Camp and Boustany said that IRS personnel admitted that they have known for several months about the lost data. But a House Ways and Means Committee spokesperson confirmed Tuesday that committee staff who have spent a year investigating the alleged targeting of political groups seeking non-profit status were only informed of the six additional computer crashes on Monday.
To be clear, the assertion by the IRS is not that every email ever sent by the seven employees in question has been lost. In the Lerner case, for instance, the unrecoverable data is limited to emails sent between 2009 and 2011. And the agency has been able to retrieve thousands of her emails from that time period by locating them on other employees’ computers. It has apparently done the same with regard to the emails of the additional six employees identified this week.
The largest gap in the record is in emails exchanged between the IRS workers and non-IRS employees. But that has only inflamed House Republicans further.
Among the IRS officials whose data was reportedly lost was Nikole Flax, chief of staff to Lerner's boss, then-deputy commissioner Steven Miller. Republicans have long claimed that the IRS was directed by the White House to specifically target organizations affiliated with the right-wing Tea Party movement in the run-up to the 2012 elections. The fact that Flax was a frequent visitor to the White House and the nearby Eisenhower Executive Office Building had Camp and Boustany all but asserting the existence of a conspiracy.
“It looks like the American people were lied to and the IRS tried to cover-up the fact it conveniently lost key documents in this investigation,” the lawmakers said. “The White House promised full cooperation, [IRS Commissioner John A. Koskinen] promised full access to Lois Lerner emails and now the Agency claims it cannot produce those materials and they’ve known for months they couldn’t do this.”
On Monday, Camp’s committee sent requests to the White House, the Treasury Department, the Department of Justice, the Environmental Protection Agency, the Federal Election Commission, and the Occupational Safety & Health Administration asking for any emails to and from Lerner that they have in their computer systems.
The committee also announced that Koskinen would testify before the ways and Means Committee in a June 20 hearing.
Apart from the fact that the missing emails are hampering a congressional investigation, the admissions by the IRS have created another potential scandal: the agency’s approach to records preservation.
The fact that a single computer crash could effectively eliminate emails that ought to be preserved as part of the federal record has, to put it mildly, surprised information technology experts up to and including the National Archives and Records Administration. On Monday, NARA told The Fiscal Times that it was “concerned” about the agency’s compliance with federal data preservation requirements and that its Chief Records Officer was looking into the problem.

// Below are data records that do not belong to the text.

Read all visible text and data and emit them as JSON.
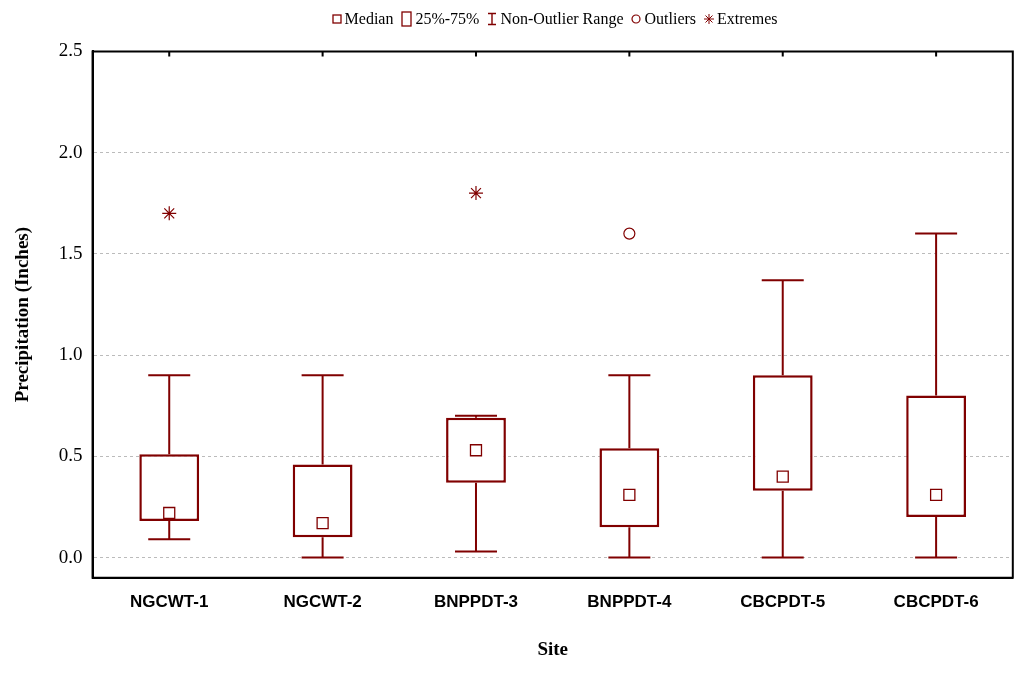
{
  "chart_data": {
    "type": "box",
    "xlabel": "Site",
    "ylabel": "Precipitation (Inches)",
    "categories": [
      "NGCWT-1",
      "NGCWT-2",
      "BNPPDT-3",
      "BNPPDT-4",
      "CBCPDT-5",
      "CBCPDT-6"
    ],
    "ylim": [
      -0.1,
      2.5
    ],
    "yticks": [
      {
        "value": 0,
        "label": "0.0"
      },
      0.5,
      {
        "value": 1,
        "label": "1.0"
      },
      1.5,
      {
        "value": 2,
        "label": "2.0"
      },
      2.5
    ],
    "grid": "y",
    "legend": "top",
    "annotations": [
      "Median",
      "25%-75%",
      "Non-Outlier Range"
    ],
    "series": [
      {
        "type": "box",
        "color": "#800000",
        "boxes": [
          {
            "low": 0.09,
            "q1": 0.18,
            "median": 0.22,
            "q3": 0.51,
            "high": 0.9
          },
          {
            "low": 0,
            "q1": 0.1,
            "median": 0.17,
            "q3": 0.46,
            "high": 0.9
          },
          {
            "low": 0.03,
            "q1": 0.37,
            "median": 0.53,
            "q3": 0.69,
            "high": 0.7
          },
          {
            "low": 0,
            "q1": 0.15,
            "median": 0.31,
            "q3": 0.54,
            "high": 0.9
          },
          {
            "low": 0,
            "q1": 0.33,
            "median": 0.4,
            "q3": 0.9,
            "high": 1.37
          },
          {
            "low": 0,
            "q1": 0.2,
            "median": 0.31,
            "q3": 0.8,
            "high": 1.6
          }
        ]
      },
      {
        "name": "Outliers",
        "type": "scatter",
        "marker": "circle",
        "color": "#800000",
        "x": [
          "BNPPDT-4"
        ],
        "values": [
          1.6
        ]
      },
      {
        "name": "Extremes",
        "type": "scatter",
        "marker": "cross",
        "color": "#800000",
        "x": [
          "NGCWT-1",
          "BNPPDT-3"
        ],
        "values": [
          1.7,
          1.8
        ]
      }
    ]
  }
}
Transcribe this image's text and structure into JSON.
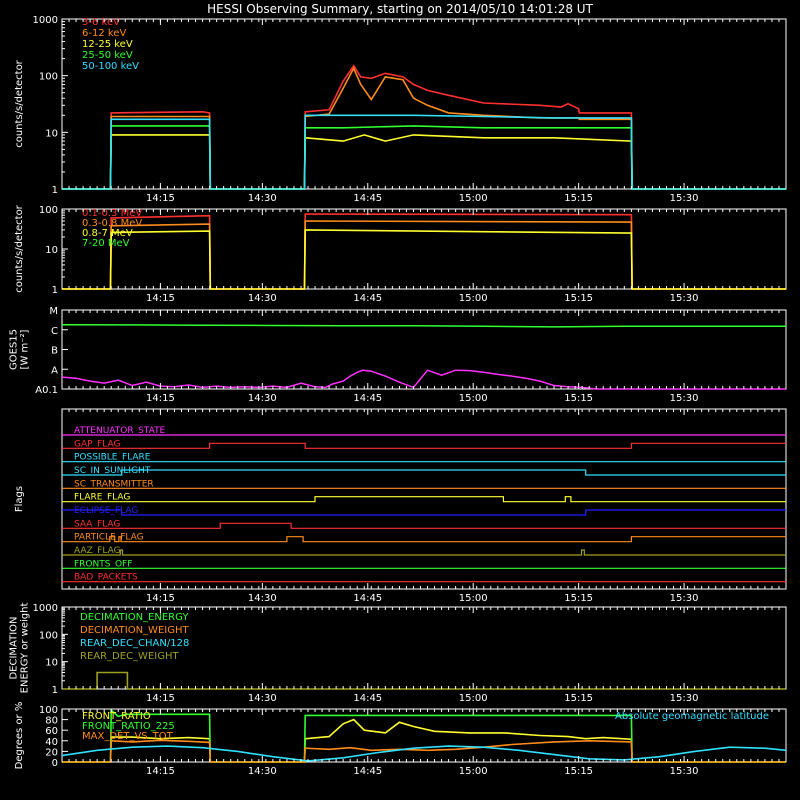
{
  "title": "HESSI Observing Summary, starting on 2014/05/10 14:01:28 UT",
  "colors": {
    "red": "#ff3030",
    "orange": "#ff8c1a",
    "yellow": "#ffff30",
    "green": "#30ff30",
    "cyan": "#30e0ff",
    "magenta": "#ff30ff",
    "blue": "#2020ff",
    "olive": "#a0a020",
    "white": "#ffffff"
  },
  "time_axis": {
    "ticks": [
      "14:15",
      "14:30",
      "14:45",
      "15:00",
      "15:15",
      "15:30"
    ],
    "tick_minutes": [
      14.0,
      28.5,
      43.5,
      58.5,
      73.5,
      88.5
    ],
    "range_minutes": [
      0.0,
      103.0
    ],
    "minor_step_minutes": 1.0
  },
  "chart_data": [
    {
      "type": "line",
      "name": "panel-xray-low",
      "ylabel": "counts/s/detector",
      "yscale": "log",
      "ylim": [
        1,
        1000
      ],
      "yticks": [
        "1",
        "10",
        "100",
        "1000"
      ],
      "series": [
        {
          "name": "3-6 keV",
          "color": "#ff3030",
          "x": [
            0,
            6.9,
            7.0,
            20,
            21.0,
            21.1,
            34.5,
            34.6,
            38,
            40,
            41.5,
            42.5,
            44,
            46,
            48.5,
            50,
            52,
            55,
            60,
            68,
            71,
            72,
            73.5,
            73.6,
            81.0,
            81.1,
            103
          ],
          "y": [
            1,
            1,
            22,
            23,
            22,
            1,
            1,
            23,
            25,
            80,
            150,
            95,
            90,
            110,
            95,
            70,
            55,
            45,
            33,
            30,
            28,
            32,
            26,
            22,
            22,
            1,
            1
          ]
        },
        {
          "name": "6-12 keV",
          "color": "#ff8c1a",
          "x": [
            0,
            6.9,
            7.0,
            21.0,
            21.1,
            34.5,
            34.6,
            38,
            40,
            41.5,
            42.5,
            44,
            46,
            48.5,
            50,
            52,
            55,
            60,
            68,
            73.5,
            73.6,
            81.0,
            81.1,
            103
          ],
          "y": [
            1,
            1,
            19,
            19,
            1,
            1,
            19,
            21,
            60,
            135,
            70,
            38,
            95,
            85,
            40,
            30,
            22,
            20,
            18,
            18,
            17,
            17,
            1,
            1
          ]
        },
        {
          "name": "12-25 keV",
          "color": "#ffff30",
          "x": [
            0,
            6.9,
            7.0,
            21.0,
            21.1,
            34.5,
            34.6,
            40,
            43,
            46,
            50,
            60,
            70,
            81.0,
            81.1,
            103
          ],
          "y": [
            1,
            1,
            9,
            9,
            1,
            1,
            8,
            7,
            9,
            7,
            9,
            8,
            8,
            7,
            1,
            1
          ]
        },
        {
          "name": "25-50 keV",
          "color": "#30ff30",
          "x": [
            0,
            6.9,
            7.0,
            21.0,
            21.1,
            34.5,
            34.6,
            40,
            50,
            60,
            70,
            81.0,
            81.1,
            103
          ],
          "y": [
            1,
            1,
            13,
            13,
            1,
            1,
            12,
            12,
            13,
            12,
            12,
            12,
            1,
            1
          ]
        },
        {
          "name": "50-100 keV",
          "color": "#30e0ff",
          "x": [
            0,
            6.9,
            7.0,
            21.0,
            21.1,
            34.5,
            34.6,
            50,
            60,
            70,
            81.0,
            81.1,
            103
          ],
          "y": [
            1,
            1,
            17,
            17,
            1,
            1,
            20,
            20,
            19,
            18,
            18,
            1,
            1
          ]
        }
      ]
    },
    {
      "type": "line",
      "name": "panel-xray-high",
      "ylabel": "counts/s/detector",
      "yscale": "log",
      "ylim": [
        1,
        100
      ],
      "yticks": [
        "1",
        "10",
        "100"
      ],
      "series": [
        {
          "name": "0.1-0.3 MeV",
          "color": "#ff3030",
          "x": [
            0,
            6.9,
            7.0,
            21.0,
            21.1,
            34.5,
            34.6,
            81.0,
            81.1,
            103
          ],
          "y": [
            1,
            1,
            60,
            68,
            1,
            1,
            75,
            72,
            1,
            1
          ]
        },
        {
          "name": "0.3-0.8 MeV",
          "color": "#ff8c1a",
          "x": [
            0,
            6.9,
            7.0,
            21.0,
            21.1,
            34.5,
            34.6,
            81.0,
            81.1,
            103
          ],
          "y": [
            1,
            1,
            38,
            42,
            1,
            1,
            50,
            47,
            1,
            1
          ]
        },
        {
          "name": "0.8-7 MeV",
          "color": "#ffff30",
          "x": [
            0,
            6.9,
            7.0,
            21.0,
            21.1,
            34.5,
            34.6,
            81.0,
            81.1,
            103
          ],
          "y": [
            1,
            1,
            26,
            28,
            1,
            1,
            30,
            25,
            1,
            1
          ]
        },
        {
          "name": "7-20 MeV",
          "color": "#30ff30",
          "x": [],
          "y": []
        }
      ]
    },
    {
      "type": "line",
      "name": "panel-goes",
      "ylabel": "GOES15 [W m⁻²]",
      "yscale": "log",
      "ylim": [
        0.1,
        1000
      ],
      "yticks": [
        "A0.1",
        "A",
        "B",
        "C",
        "M"
      ],
      "series": [
        {
          "name": "GOES long",
          "color": "#30ff30",
          "x": [
            0,
            10,
            20,
            30,
            40,
            50,
            60,
            70,
            80,
            90,
            103
          ],
          "y": [
            180,
            175,
            170,
            165,
            160,
            160,
            150,
            140,
            150,
            150,
            150
          ]
        },
        {
          "name": "GOES short",
          "color": "#ff30ff",
          "x": [
            0,
            2,
            4,
            6,
            8,
            10,
            12,
            14,
            16,
            18,
            20,
            22,
            24,
            26,
            28,
            30,
            32,
            34,
            36,
            37.5,
            38.5,
            40,
            41,
            42,
            42.8,
            44,
            46,
            48,
            50,
            52,
            54,
            56,
            58,
            60,
            62,
            64,
            66,
            68,
            70,
            72,
            74,
            76,
            78,
            103
          ],
          "y": [
            0.4,
            0.35,
            0.25,
            0.2,
            0.28,
            0.15,
            0.22,
            0.14,
            0.13,
            0.16,
            0.12,
            0.14,
            0.12,
            0.13,
            0.12,
            0.14,
            0.12,
            0.2,
            0.13,
            0.12,
            0.18,
            0.25,
            0.45,
            0.7,
            0.9,
            0.8,
            0.45,
            0.22,
            0.12,
            0.9,
            0.5,
            0.9,
            0.85,
            0.7,
            0.55,
            0.45,
            0.35,
            0.25,
            0.15,
            0.13,
            0.12,
            0.1,
            0.1,
            0.1
          ]
        }
      ]
    },
    {
      "type": "line",
      "name": "panel-flags",
      "ylabel": "Flags",
      "series": [
        {
          "name": "ATTENUATOR_STATE",
          "color": "#ff30ff",
          "x": [
            0,
            103
          ],
          "y": [
            0,
            0
          ]
        },
        {
          "name": "GAP_FLAG",
          "color": "#ff3030",
          "x": [
            0,
            21.0,
            21.0,
            34.6,
            34.6,
            81.0,
            81.0,
            103
          ],
          "y": [
            0,
            0,
            1,
            1,
            0,
            0,
            1,
            1
          ]
        },
        {
          "name": "POSSIBLE_FLARE",
          "color": "#30e0ff",
          "x": [
            0,
            103
          ],
          "y": [
            0,
            0
          ]
        },
        {
          "name": "SC_IN_SUNLIGHT",
          "color": "#30e0ff",
          "x": [
            0,
            8.5,
            8.5,
            74.5,
            74.5,
            103
          ],
          "y": [
            0,
            0,
            1,
            1,
            0,
            0
          ]
        },
        {
          "name": "SC_TRANSMITTER",
          "color": "#ff8c1a",
          "x": [
            0,
            103
          ],
          "y": [
            0,
            0
          ]
        },
        {
          "name": "FLARE_FLAG",
          "color": "#ffff30",
          "x": [
            0,
            36.0,
            36.0,
            62.8,
            62.8,
            71.6,
            71.6,
            72.4,
            72.4,
            103
          ],
          "y": [
            0,
            0,
            1,
            1,
            0,
            0,
            1,
            1,
            0,
            0
          ]
        },
        {
          "name": "ECLIPSE_FLAG",
          "color": "#2020ff",
          "x": [
            0,
            8.5,
            8.5,
            74.5,
            74.5,
            103
          ],
          "y": [
            1,
            1,
            0,
            0,
            1,
            1
          ]
        },
        {
          "name": "SAA_FLAG",
          "color": "#ff3030",
          "x": [
            0,
            22.5,
            22.5,
            32.6,
            32.6,
            103
          ],
          "y": [
            0,
            0,
            1,
            1,
            0,
            0
          ]
        },
        {
          "name": "PARTICLE_FLAG",
          "color": "#ff8c1a",
          "x": [
            0,
            6.8,
            6.8,
            7.5,
            7.5,
            8.1,
            8.1,
            8.4,
            8.4,
            32.0,
            32.0,
            34.3,
            34.3,
            81.0,
            81.0,
            103
          ],
          "y": [
            0,
            0,
            1,
            1,
            0,
            0,
            1,
            1,
            0,
            0,
            1,
            1,
            0,
            0,
            1,
            1
          ]
        },
        {
          "name": "AAZ_FLAG",
          "color": "#a0a020",
          "x": [
            0,
            8.3,
            8.3,
            8.6,
            8.6,
            73.9,
            73.9,
            74.3,
            74.3,
            103
          ],
          "y": [
            0,
            0,
            1,
            1,
            0,
            0,
            1,
            1,
            0,
            0
          ]
        },
        {
          "name": "FRONTS_OFF",
          "color": "#30ff30",
          "x": [
            0,
            103
          ],
          "y": [
            0,
            0
          ]
        },
        {
          "name": "BAD_PACKETS",
          "color": "#ff3030",
          "x": [
            0,
            103
          ],
          "y": [
            0,
            0
          ]
        }
      ]
    },
    {
      "type": "line",
      "name": "panel-decimation",
      "ylabel": "DECIMATION\nENERGY or weight",
      "yscale": "log",
      "ylim": [
        1,
        1000
      ],
      "yticks": [
        "1",
        "10",
        "100",
        "1000"
      ],
      "series": [
        {
          "name": "DECIMATION_ENERGY",
          "color": "#30ff30",
          "x": [],
          "y": []
        },
        {
          "name": "DECIMATION_WEIGHT",
          "color": "#ff8c1a",
          "x": [],
          "y": []
        },
        {
          "name": "REAR_DEC_CHAN/128",
          "color": "#30e0ff",
          "x": [],
          "y": []
        },
        {
          "name": "REAR_DEC_WEIGHT",
          "color": "#a0a020",
          "x": [
            0,
            5.0,
            5.0,
            9.3,
            9.3,
            103
          ],
          "y": [
            1,
            1,
            4,
            4,
            1,
            1
          ]
        }
      ]
    },
    {
      "type": "line",
      "name": "panel-ratio",
      "ylabel": "Degrees or %",
      "ylim": [
        0,
        100
      ],
      "yticks": [
        "0",
        "20",
        "40",
        "60",
        "80",
        "100"
      ],
      "annotation": "Absolute geomagnetic latitude",
      "series": [
        {
          "name": "FRONT_RATIO",
          "color": "#ffff30",
          "x": [
            0,
            6.9,
            7.0,
            10,
            14,
            18,
            21.0,
            21.1,
            34.5,
            34.6,
            38,
            40,
            41.5,
            43,
            46,
            48,
            50,
            53,
            58,
            63,
            68,
            72,
            74.5,
            77,
            81.0,
            81.1,
            103
          ],
          "y": [
            0,
            0,
            47,
            47,
            44,
            46,
            44,
            0,
            0,
            44,
            48,
            72,
            80,
            60,
            55,
            75,
            67,
            58,
            55,
            55,
            50,
            48,
            44,
            46,
            43,
            0,
            0
          ]
        },
        {
          "name": "FRONT_RATIO_225",
          "color": "#30ff30",
          "x": [
            0,
            6.9,
            7.0,
            8.0,
            9.0,
            21.0,
            21.1,
            34.5,
            34.6,
            81.0,
            81.1,
            103
          ],
          "y": [
            0,
            0,
            98,
            86,
            90,
            90,
            0,
            0,
            88,
            88,
            0,
            0
          ]
        },
        {
          "name": "MAX_DET_VS_TOT",
          "color": "#ff8c1a",
          "x": [
            0,
            6.9,
            7.0,
            10,
            14,
            18,
            21.0,
            21.1,
            34.5,
            34.6,
            38,
            41,
            44,
            48,
            52,
            56,
            60,
            64,
            70,
            75,
            81.0,
            81.1,
            103
          ],
          "y": [
            0,
            0,
            40,
            38,
            41,
            39,
            37,
            0,
            0,
            26,
            24,
            27,
            22,
            24,
            22,
            24,
            28,
            33,
            38,
            40,
            38,
            0,
            0
          ]
        },
        {
          "name": "Absolute geomagnetic latitude",
          "color": "#30e0ff",
          "x": [
            0,
            5,
            10,
            15,
            20,
            25,
            30,
            35,
            40,
            45,
            50,
            55,
            60,
            65,
            70,
            75,
            80,
            85,
            90,
            95,
            100,
            103
          ],
          "y": [
            12,
            22,
            28,
            30,
            27,
            20,
            10,
            2,
            8,
            18,
            26,
            30,
            28,
            22,
            14,
            6,
            4,
            10,
            20,
            28,
            26,
            22
          ]
        }
      ]
    }
  ]
}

According to documents provided by the IRS, during the time period Congress is investigating, the agency only saved emails for six months before it recycled backup tapes, effectively destroying older material. Additionally, the IRS reported, it is left up to individual employees to determine whether their emails need to be preserved as part of the official record.
Unless an employee affirmatively elects to save an email, the agency will eventually delete it as part of the backup tape recycling process. Surprisingly, even when an employee identifies an email as one that ought to be retained, the only electronic copy is retained on his or her own computer – meaning that should it crash, the record would be destroyed. Emails identified as part of the official record by employees must be printed out and filed, according to IRS procedure. However, the agency has declined to answer questions about that process.

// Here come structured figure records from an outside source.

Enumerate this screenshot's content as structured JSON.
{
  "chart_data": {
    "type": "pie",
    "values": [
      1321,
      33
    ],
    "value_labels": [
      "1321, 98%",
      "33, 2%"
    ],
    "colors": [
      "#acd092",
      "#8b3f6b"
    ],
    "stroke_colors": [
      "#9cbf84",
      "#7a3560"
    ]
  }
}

On Tuesday morning, The Fiscal Times first contacted the IRS and asked the agency to respond to lawmakers’ complaints. Despite multiple requests throughout the day, the agency had not responded when this story was posted.
Even House Democrats, who have been consistently on-message with the claim that there is no real evidence of wrongdoing at the IRS, seemed to struggle to mount a defense of the agency’s latest claim. Rep. Sandy Levin, ranking member of Ways and Means, could muster only this defense: “It is unfortunate that the IRS experienced equipment failure that resulted in several computers crashing and some email data being lost from Lois Lerner’s hard drive between 2009 and 2011. But every equipment failure is not a conspiracy.”